In the bustling suburb of Uccle in Brussels, Belgium, stands a building that exudes elegance and grandeur from its very façade. Located at Avenue Coghen 68, this architectural masterpiece is a prime example of the Art Deco movement, designed by the renowned Belgian architect Louis Tenaerts in 1935. The building’s façade is a visual treat, boasting distinct features that are characteristic of the Art Deco style, which was prominent in the early 20th century.
Art Deco was a popular design movement that emerged in the 1920s and 1930s, and it influenced various forms of art and design, including architecture, interior design, fashion, and graphic arts. The movement was known for its sleek, geometric forms, bold colors, and luxurious materials, and it represented a departure from the ornate and elaborate styles that preceded it.

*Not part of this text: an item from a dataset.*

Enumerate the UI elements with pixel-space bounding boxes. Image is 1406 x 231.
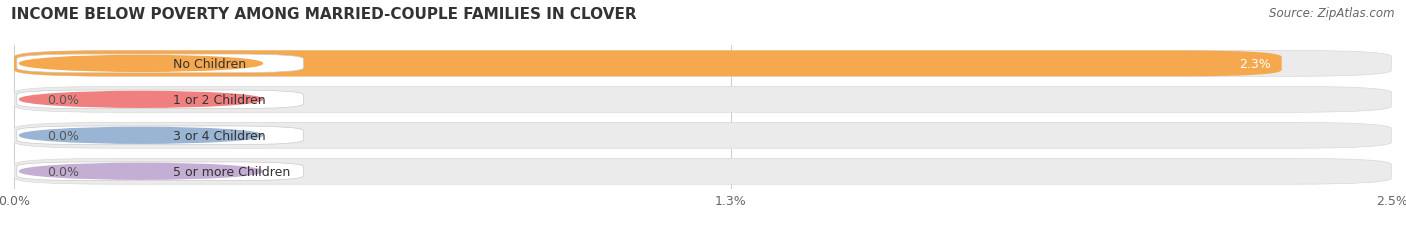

The façade of Avenue Coghen 68 is a striking example of Art Deco architecture, displaying several specificities that define its movement. The building’s exterior showcases a symmetrical composition with clean lines, sharp angles, and repetitive, geometric patterns. The use of geometric shapes is evident in the windows, door, and decorative elements, which are carefully arranged to create a sense of balance and harmony.
Another characteristic of Art Deco architecture that can be observed in the façade of Avenue Coghen 68 is the emphasis on verticality. Art Deco buildings often feature vertical lines and tall, slender proportions, which give them a sense of height and grandeur. The façade of Avenue Coghen 68 follows this principle, with vertical lines and proportions that create a sense of vertical movement, drawing the eye upward and adding to the building’s overall sense of elegance.
In addition to its aesthetic appeal, the façade of Avenue Coghen 68 also reflects the functional aspects of Art Deco architecture. The building’s exterior is designed with practicality in mind, with large windows that allow ample natural light to flood the interior spaces, and a well-thought-out layout that maximizes the use of space. This combination of form and function is a hallmark of Art Deco architecture, which aimed to create visually pleasing structures that were also functional and efficient.